For the lazy, I will list the sections:
Forecasting and Univariate Modeling
Decomposition and Filtering - Decomposition and Filtering
Stationarity, Unit Roots, and Cointegration
Nonlinear Time Series Analysis
Dynamic Regression Models
Multivariate Time Series Models
There is a link to the original. I make no claims on the quality of translation, but it will suffice for informing anyone who wishes to use it.
Please note that there is a huge list of ready-made programs to build TC.
Good luck.
Attached is a curious new article on a topic that has been discussed many times on the forum.
It is about the fractal structure of the marketplace. Not many people know that synonymous with the presence of fractals is the presence of long memory in a quotient. The problem of dedernding in such quotients is investigated, and it is argued that one has to deal with the change of scale (temporal) of the quotient, i.e. change of the timeframe - such a mathematical analogue of three windows.
Not many people know that synonymous with the presence of fractals is the presence of long memory in a quotidian.
I would probably anger others if I said that random walk is also fractal and has no memory. Fractality of random walk can be proved mathematically very simple.
It's not about proving something, it's about practical applicability.
With this thread I try to show that there is a great number of theoretical works based on real problems and solving real problems.
To two closely related terms I forgot to add another one which translates the problem of fractals, long memory, thick tails to the practical plane - these are models with fractional integration FARIMA. These are ARIMA models in which the value of I, usually taking positive integers, can be fractional and correspond to the values of Hearst exponent. Hearst has been given much attention on the website, and there is a library in R called fracdiff, a program that solves a number of problems in this area.

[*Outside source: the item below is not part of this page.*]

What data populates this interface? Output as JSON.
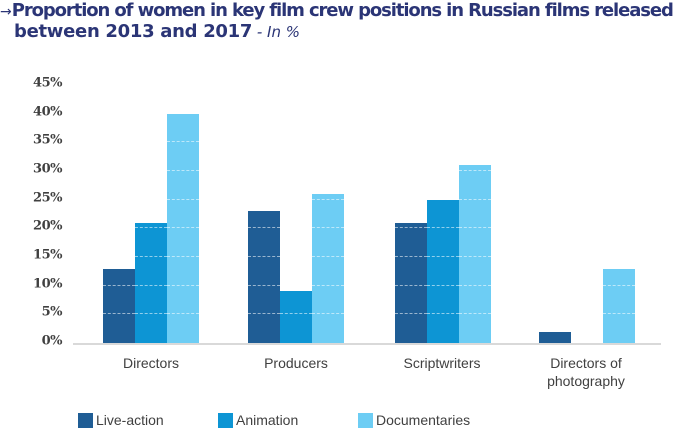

In addition there are other libraries for dealing with fractals.
I would be very happy to discuss random walk fractality, but subject to the use of some code.
"Lessons from another Russian revolution: the collapse of liberal utopia and the chance of an economic miracle"
Unfortunately I don't have the book itself. But perhaps most fully including the concepts discussed here.
R is clearly no slacker.
TIOBE 2012 ranking: R is one of the twenty most popular programming languages
The nature of the distribution does not change. By the way, the study itself started with the fact that the strange behaviour of Likelihood Ratio is noticeable, one might say, to the naked eye:
Alexey, good day. What is theLikelihood Rat io indicator?